The two small cottages now became one and in contrast to the antiquity of the building, a bathroom was built on at the back. Thus the restoration combined ancient and modern with a large hall which could be used by Atkins and a cottage for a tenant who could also act as a caretaker.

During the Second World War the building was used for a period as a base for the Home Guard and later the large hall became a boardroom for Atkins Ltd.

Photographs of the Atkins family adorned the walls of the boardroom and an ancient stocking-frame, possibly the oldest still in existence, was placed at one end of the hall. The frame, probably 250-years-old, was rebuilt by Bill Partridge as an employee of Atkins.

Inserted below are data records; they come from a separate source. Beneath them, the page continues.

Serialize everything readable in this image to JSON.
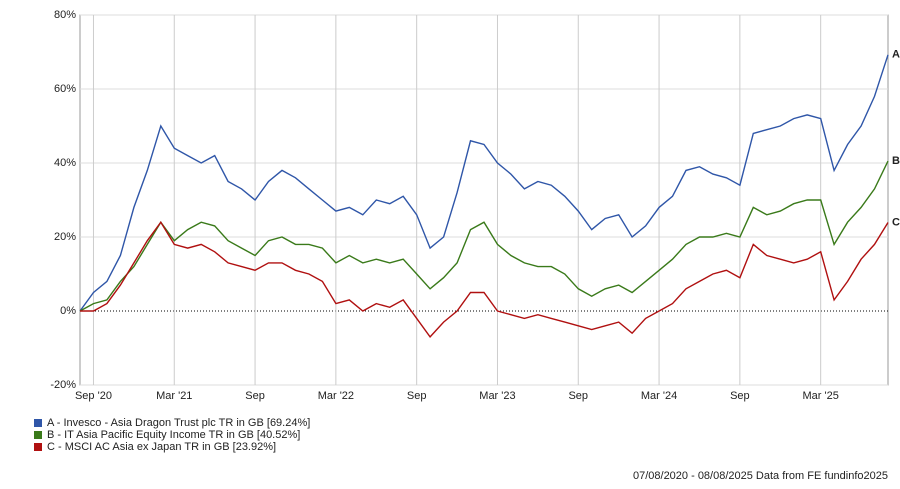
{
  "chart_data": {
    "type": "line",
    "x": [
      "2020-08",
      "2020-09",
      "2020-10",
      "2020-11",
      "2020-12",
      "2021-01",
      "2021-02",
      "2021-03",
      "2021-04",
      "2021-05",
      "2021-06",
      "2021-07",
      "2021-08",
      "2021-09",
      "2021-10",
      "2021-11",
      "2021-12",
      "2022-01",
      "2022-02",
      "2022-03",
      "2022-04",
      "2022-05",
      "2022-06",
      "2022-07",
      "2022-08",
      "2022-09",
      "2022-10",
      "2022-11",
      "2022-12",
      "2023-01",
      "2023-02",
      "2023-03",
      "2023-04",
      "2023-05",
      "2023-06",
      "2023-07",
      "2023-08",
      "2023-09",
      "2023-10",
      "2023-11",
      "2023-12",
      "2024-01",
      "2024-02",
      "2024-03",
      "2024-04",
      "2024-05",
      "2024-06",
      "2024-07",
      "2024-08",
      "2024-09",
      "2024-10",
      "2024-11",
      "2024-12",
      "2025-01",
      "2025-02",
      "2025-03",
      "2025-04",
      "2025-05",
      "2025-06",
      "2025-07",
      "2025-08"
    ],
    "series": [
      {
        "name": "A - Invesco - Asia Dragon Trust plc TR in GB [69.24%]",
        "label": "A",
        "color": "#2f56a8",
        "values": [
          0,
          5,
          8,
          15,
          28,
          38,
          50,
          44,
          42,
          40,
          42,
          35,
          33,
          30,
          35,
          38,
          36,
          33,
          30,
          27,
          28,
          26,
          30,
          29,
          31,
          26,
          17,
          20,
          32,
          46,
          45,
          40,
          37,
          33,
          35,
          34,
          31,
          27,
          22,
          25,
          26,
          20,
          23,
          28,
          31,
          38,
          39,
          37,
          36,
          34,
          48,
          49,
          50,
          52,
          53,
          52,
          38,
          45,
          50,
          58,
          69.24
        ]
      },
      {
        "name": "B - IT Asia Pacific Equity Income TR in GB [40.52%]",
        "label": "B",
        "color": "#3a7a1a",
        "values": [
          0,
          2,
          3,
          8,
          12,
          18,
          24,
          19,
          22,
          24,
          23,
          19,
          17,
          15,
          19,
          20,
          18,
          18,
          17,
          13,
          15,
          13,
          14,
          13,
          14,
          10,
          6,
          9,
          13,
          22,
          24,
          18,
          15,
          13,
          12,
          12,
          10,
          6,
          4,
          6,
          7,
          5,
          8,
          11,
          14,
          18,
          20,
          20,
          21,
          20,
          28,
          26,
          27,
          29,
          30,
          30,
          18,
          24,
          28,
          33,
          40.52
        ]
      },
      {
        "name": "C - MSCI AC Asia ex Japan TR in GB [23.92%]",
        "label": "C",
        "color": "#b01010",
        "values": [
          0,
          0,
          2,
          7,
          13,
          19,
          24,
          18,
          17,
          18,
          16,
          13,
          12,
          11,
          13,
          13,
          11,
          10,
          8,
          2,
          3,
          0,
          2,
          1,
          3,
          -2,
          -7,
          -3,
          0,
          5,
          5,
          0,
          -1,
          -2,
          -1,
          -2,
          -3,
          -4,
          -5,
          -4,
          -3,
          -6,
          -2,
          0,
          2,
          6,
          8,
          10,
          11,
          9,
          18,
          15,
          14,
          13,
          14,
          16,
          3,
          8,
          14,
          18,
          23.92
        ]
      }
    ],
    "xlim": [
      "2020-08",
      "2025-08"
    ],
    "xticks": [
      {
        "value": "2020-09",
        "label": "Sep '20"
      },
      {
        "value": "2021-03",
        "label": "Mar '21"
      },
      {
        "value": "2021-09",
        "label": "Sep"
      },
      {
        "value": "2022-03",
        "label": "Mar '22"
      },
      {
        "value": "2022-09",
        "label": "Sep"
      },
      {
        "value": "2023-03",
        "label": "Mar '23"
      },
      {
        "value": "2023-09",
        "label": "Sep"
      },
      {
        "value": "2024-03",
        "label": "Mar '24"
      },
      {
        "value": "2024-09",
        "label": "Sep"
      },
      {
        "value": "2025-03",
        "label": "Mar '25"
      }
    ],
    "ylim": [
      -20,
      80
    ],
    "yticks": [
      {
        "value": -20,
        "label": "-20%"
      },
      {
        "value": 0,
        "label": "0%"
      },
      {
        "value": 20,
        "label": "20%"
      },
      {
        "value": 40,
        "label": "40%"
      },
      {
        "value": 60,
        "label": "60%"
      },
      {
        "value": 80,
        "label": "80%"
      }
    ],
    "grid": true,
    "footer": "07/08/2020 - 08/08/2025 Data from FE fundinfo2025"
  }
}
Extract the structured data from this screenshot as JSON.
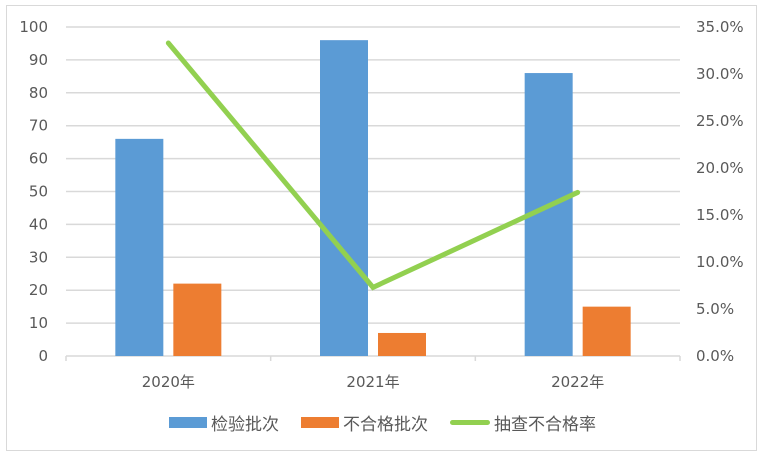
{
  "chart_data": {
    "type": "bar",
    "title": "",
    "categories": [
      "2020年",
      "2021年",
      "2022年"
    ],
    "series": [
      {
        "name": "检验批次",
        "type": "bar",
        "axis": "left",
        "color": "#5b9bd5",
        "values": [
          66,
          96,
          86
        ]
      },
      {
        "name": "不合格批次",
        "type": "bar",
        "axis": "left",
        "color": "#ed7d31",
        "values": [
          22,
          7,
          15
        ]
      },
      {
        "name": "抽查不合格率",
        "type": "line",
        "axis": "right",
        "color": "#92d050",
        "values": [
          33.3,
          7.3,
          17.4
        ],
        "unit": "%"
      }
    ],
    "xlabel": "",
    "ylabel": "",
    "ylim": [
      0,
      100
    ],
    "y_ticks": [
      "0",
      "10",
      "20",
      "30",
      "40",
      "50",
      "60",
      "70",
      "80",
      "90",
      "100"
    ],
    "y2lim": [
      0,
      35
    ],
    "y2_ticks": [
      "0.0%",
      "5.0%",
      "10.0%",
      "15.0%",
      "20.0%",
      "25.0%",
      "30.0%",
      "35.0%"
    ],
    "grid": true,
    "legend_position": "bottom"
  },
  "legend": {
    "items": [
      {
        "label": "检验批次",
        "color": "#5b9bd5"
      },
      {
        "label": "不合格批次",
        "color": "#ed7d31"
      },
      {
        "label": "抽查不合格率",
        "color": "#92d050"
      }
    ]
  }
}
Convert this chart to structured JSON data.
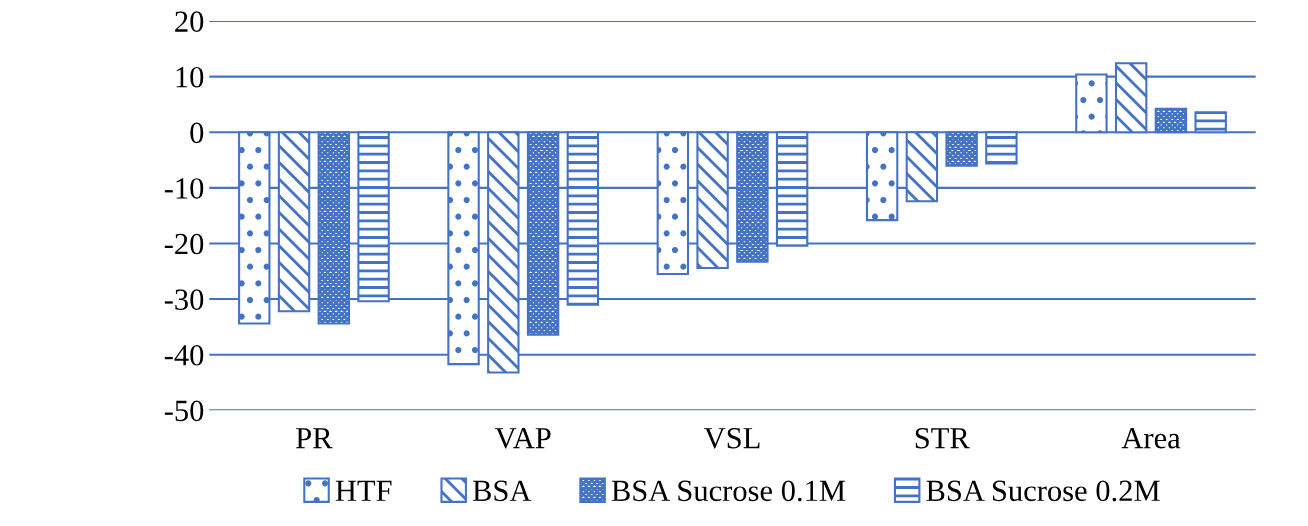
{
  "chart_data": {
    "type": "bar",
    "categories": [
      "PR",
      "VAP",
      "VSL",
      "STR",
      "Area"
    ],
    "series": [
      {
        "name": "HTF",
        "color": "#4472c4",
        "values": [
          -34.4,
          -41.7,
          -25.5,
          -15.8,
          10.4
        ]
      },
      {
        "name": "BSA",
        "color": "#4472c4",
        "values": [
          -32.2,
          -43.2,
          -24.4,
          -12.4,
          12.4
        ]
      },
      {
        "name": "BSA Sucrose 0.1M",
        "color": "#4472c4",
        "values": [
          -34.4,
          -36.4,
          -23.3,
          -6.0,
          4.2
        ]
      },
      {
        "name": "BSA Sucrose 0.2M",
        "color": "#4472c4",
        "values": [
          -30.4,
          -31.0,
          -20.4,
          -5.6,
          3.6
        ]
      }
    ],
    "ylim": [
      -50,
      20
    ],
    "yticks": [
      -50,
      -40,
      -30,
      -20,
      -10,
      0,
      10,
      20
    ],
    "grid": "y",
    "legend": "bottom"
  }
}
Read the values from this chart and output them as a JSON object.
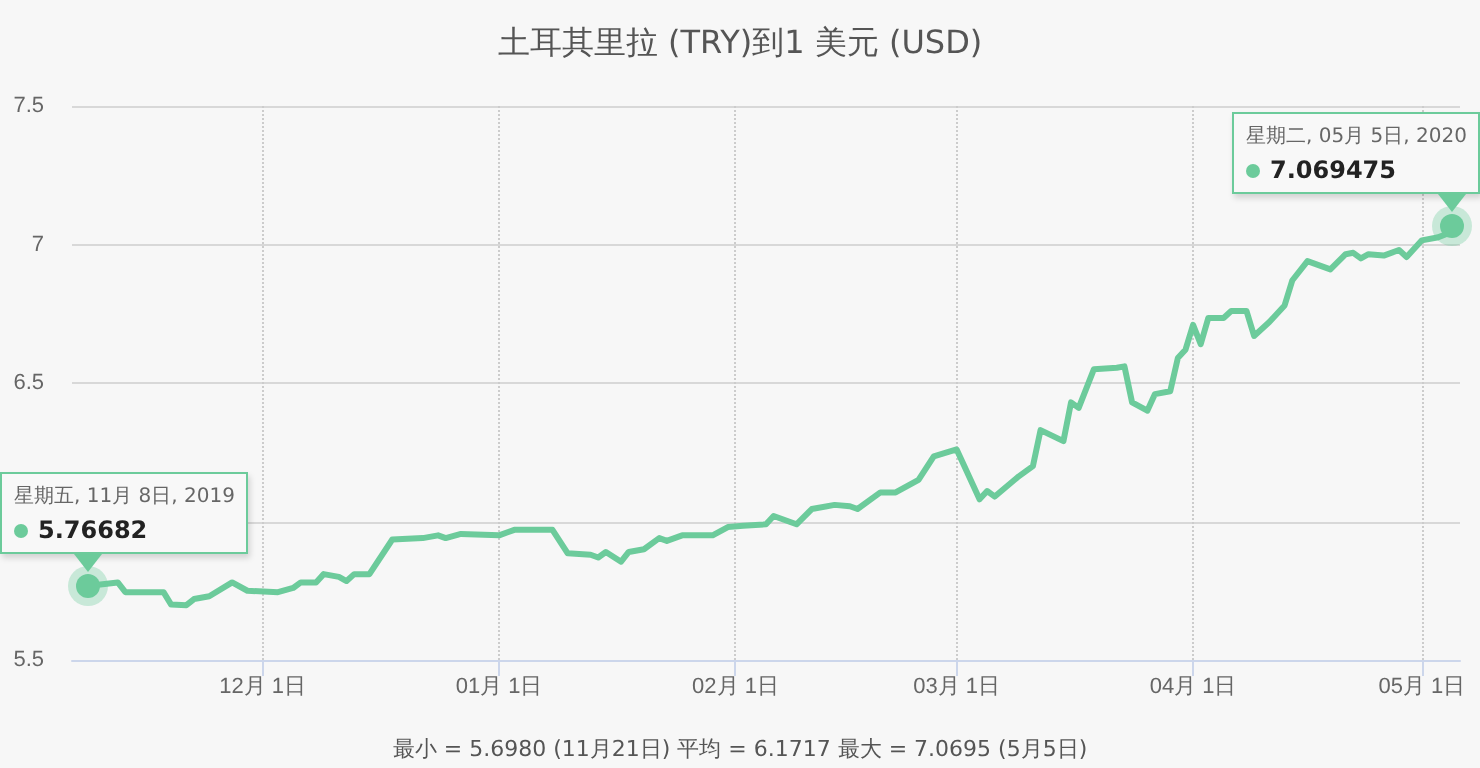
{
  "chart_data": {
    "type": "line",
    "title": "土耳其里拉 (TRY)到1 美元 (USD)",
    "series": [
      {
        "color": "#6ccb9b",
        "x": [
          "2019-11-08",
          "2019-11-12",
          "2019-11-13",
          "2019-11-18",
          "2019-11-19",
          "2019-11-21",
          "2019-11-22",
          "2019-11-24",
          "2019-11-27",
          "2019-11-29",
          "2019-12-03",
          "2019-12-05",
          "2019-12-06",
          "2019-12-08",
          "2019-12-09",
          "2019-12-11",
          "2019-12-12",
          "2019-12-13",
          "2019-12-15",
          "2019-12-18",
          "2019-12-22",
          "2019-12-24",
          "2019-12-25",
          "2019-12-27",
          "2020-01-01",
          "2020-01-03",
          "2020-01-08",
          "2020-01-10",
          "2020-01-13",
          "2020-01-14",
          "2020-01-15",
          "2020-01-17",
          "2020-01-18",
          "2020-01-20",
          "2020-01-22",
          "2020-01-23",
          "2020-01-25",
          "2020-01-29",
          "2020-01-31",
          "2020-02-02",
          "2020-02-05",
          "2020-02-06",
          "2020-02-09",
          "2020-02-11",
          "2020-02-14",
          "2020-02-16",
          "2020-02-17",
          "2020-02-20",
          "2020-02-22",
          "2020-02-25",
          "2020-02-27",
          "2020-03-01",
          "2020-03-02",
          "2020-03-04",
          "2020-03-05",
          "2020-03-06",
          "2020-03-09",
          "2020-03-11",
          "2020-03-12",
          "2020-03-15",
          "2020-03-16",
          "2020-03-17",
          "2020-03-19",
          "2020-03-22",
          "2020-03-23",
          "2020-03-24",
          "2020-03-26",
          "2020-03-27",
          "2020-03-29",
          "2020-03-30",
          "2020-03-31",
          "2020-04-01",
          "2020-04-02",
          "2020-04-03",
          "2020-04-05",
          "2020-04-06",
          "2020-04-08",
          "2020-04-09",
          "2020-04-11",
          "2020-04-13",
          "2020-04-14",
          "2020-04-16",
          "2020-04-17",
          "2020-04-19",
          "2020-04-21",
          "2020-04-22",
          "2020-04-23",
          "2020-04-24",
          "2020-04-26",
          "2020-04-28",
          "2020-04-29",
          "2020-05-01",
          "2020-05-03",
          "2020-05-04",
          "2020-05-05"
        ],
        "values": [
          5.76682,
          5.78,
          5.745,
          5.745,
          5.7,
          5.698,
          5.72,
          5.73,
          5.78,
          5.75,
          5.745,
          5.76,
          5.78,
          5.78,
          5.81,
          5.8,
          5.785,
          5.81,
          5.81,
          5.935,
          5.94,
          5.95,
          5.94,
          5.955,
          5.95,
          5.97,
          5.97,
          5.885,
          5.88,
          5.87,
          5.89,
          5.855,
          5.89,
          5.9,
          5.94,
          5.93,
          5.95,
          5.95,
          5.98,
          5.985,
          5.99,
          6.02,
          5.99,
          6.045,
          6.06,
          6.055,
          6.045,
          6.105,
          6.105,
          6.15,
          6.235,
          6.26,
          6.2,
          6.08,
          6.11,
          6.09,
          6.16,
          6.2,
          6.33,
          6.29,
          6.43,
          6.41,
          6.55,
          6.555,
          6.56,
          6.43,
          6.4,
          6.46,
          6.47,
          6.59,
          6.62,
          6.71,
          6.64,
          6.735,
          6.735,
          6.76,
          6.76,
          6.67,
          6.72,
          6.78,
          6.87,
          6.94,
          6.93,
          6.91,
          6.965,
          6.97,
          6.95,
          6.965,
          6.96,
          6.98,
          6.955,
          7.015,
          7.025,
          7.035,
          7.0695
        ]
      }
    ],
    "xlim": [
      "2019-11-06",
      "2020-05-06"
    ],
    "xticks": [
      {
        "value": "2019-12-01",
        "label": "12月 1日"
      },
      {
        "value": "2020-01-01",
        "label": "01月 1日"
      },
      {
        "value": "2020-02-01",
        "label": "02月 1日"
      },
      {
        "value": "2020-03-01",
        "label": "03月 1日"
      },
      {
        "value": "2020-04-01",
        "label": "04月 1日"
      },
      {
        "value": "2020-05-01",
        "label": "05月 1日"
      }
    ],
    "ylim": [
      5.5,
      7.5
    ],
    "yticks": [
      5.5,
      {
        "value": 6,
        "label": null
      },
      6.5,
      7,
      7.5
    ],
    "grid": true,
    "marker": "none",
    "line_style": "solid",
    "annotations": [
      "星期五, 11月 8日, 2019",
      {
        "text": "5.76682",
        "x": "2019-11-08",
        "y": 5.76682
      },
      "星期二, 05月 5日, 2020",
      {
        "text": "7.069475",
        "x": "2020-05-05",
        "y": 7.0695
      },
      "最小 = 5.6980 (11月21日) 平均 = 6.1717 最大 = 7.0695 (5月5日)"
    ]
  }
}
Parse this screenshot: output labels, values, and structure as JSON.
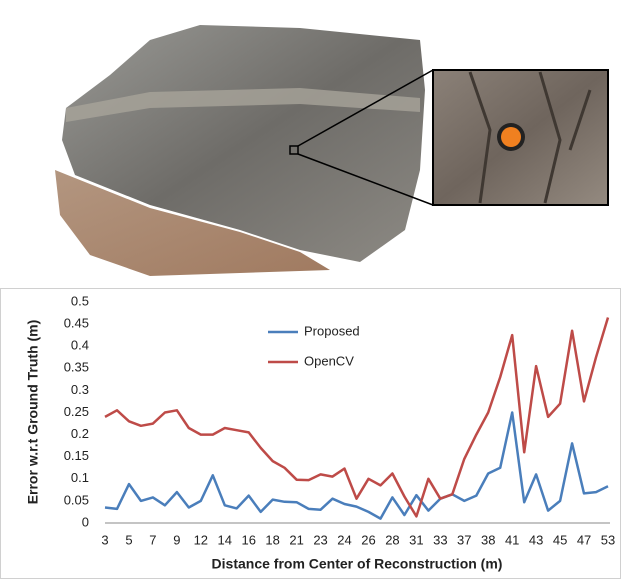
{
  "chart_data": {
    "type": "line",
    "x_label": "Distance from Center of Reconstruction (m)",
    "y_label": "Error w.r.t Ground Truth (m)",
    "categories": [
      "3",
      null,
      "5",
      null,
      "7",
      null,
      "9",
      null,
      "12",
      null,
      "14",
      null,
      "16",
      null,
      "18",
      null,
      "21",
      null,
      "23",
      null,
      "24",
      null,
      "26",
      null,
      "28",
      null,
      "31",
      null,
      "33",
      null,
      "37",
      null,
      "38",
      null,
      "41",
      null,
      "43",
      null,
      "45",
      null,
      "47",
      null,
      "53"
    ],
    "series": [
      {
        "name": "Proposed",
        "color": "#4a7ebb",
        "values": [
          0.035,
          0.032,
          0.088,
          0.05,
          0.058,
          0.04,
          0.07,
          0.035,
          0.05,
          0.108,
          0.04,
          0.033,
          0.062,
          0.025,
          0.053,
          0.048,
          0.047,
          0.032,
          0.03,
          0.055,
          0.043,
          0.037,
          0.025,
          0.01,
          0.058,
          0.018,
          0.063,
          0.028,
          0.055,
          0.065,
          0.05,
          0.062,
          0.112,
          0.125,
          0.25,
          0.047,
          0.11,
          0.028,
          0.05,
          0.18,
          0.067,
          0.07,
          0.083
        ]
      },
      {
        "name": "OpenCV",
        "color": "#be4b48",
        "values": [
          0.24,
          0.255,
          0.23,
          0.22,
          0.225,
          0.25,
          0.255,
          0.215,
          0.2,
          0.2,
          0.215,
          0.21,
          0.205,
          0.17,
          0.14,
          0.125,
          0.098,
          0.097,
          0.11,
          0.105,
          0.123,
          0.055,
          0.1,
          0.085,
          0.112,
          0.06,
          0.015,
          0.1,
          0.055,
          0.065,
          0.145,
          0.2,
          0.25,
          0.33,
          0.425,
          0.16,
          0.355,
          0.24,
          0.27,
          0.435,
          0.275,
          0.375,
          0.465
        ]
      }
    ],
    "ylim": [
      0,
      0.5
    ],
    "yticks": [
      0,
      0.05,
      0.1,
      0.15,
      0.2,
      0.25,
      0.3,
      0.35,
      0.4,
      0.45,
      0.5
    ],
    "grid": false,
    "legend_position": "upper center"
  }
}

In 1991, a group of people, who had arranged a gathering at the Great Meeting, decided to set up a Museum Group. Tom Atkins chaired the group and Bill Partridge acted as vice-chairman.

Initially, meetings of the group were held in the framework knitters' cottages and by 1993 the group had become a limited liability company and a charity.

In that year the possibility of leasing the framework knitters' cottages arose and in 1995 Hinckley and District Museum acquired the lease from Atkins at a peppercorn rent. In June 1996 the museum opening to the public and "the rest is history".

Now you know the history, please visit your local museum. It is open on Saturdays and Bank Holiday Mondays from 10am to 4pm and on Sundays from 2pm to 5pm. It opens from Easter Monday to the end of October and admission is 50p, 25p concessions. Enjoy your visit!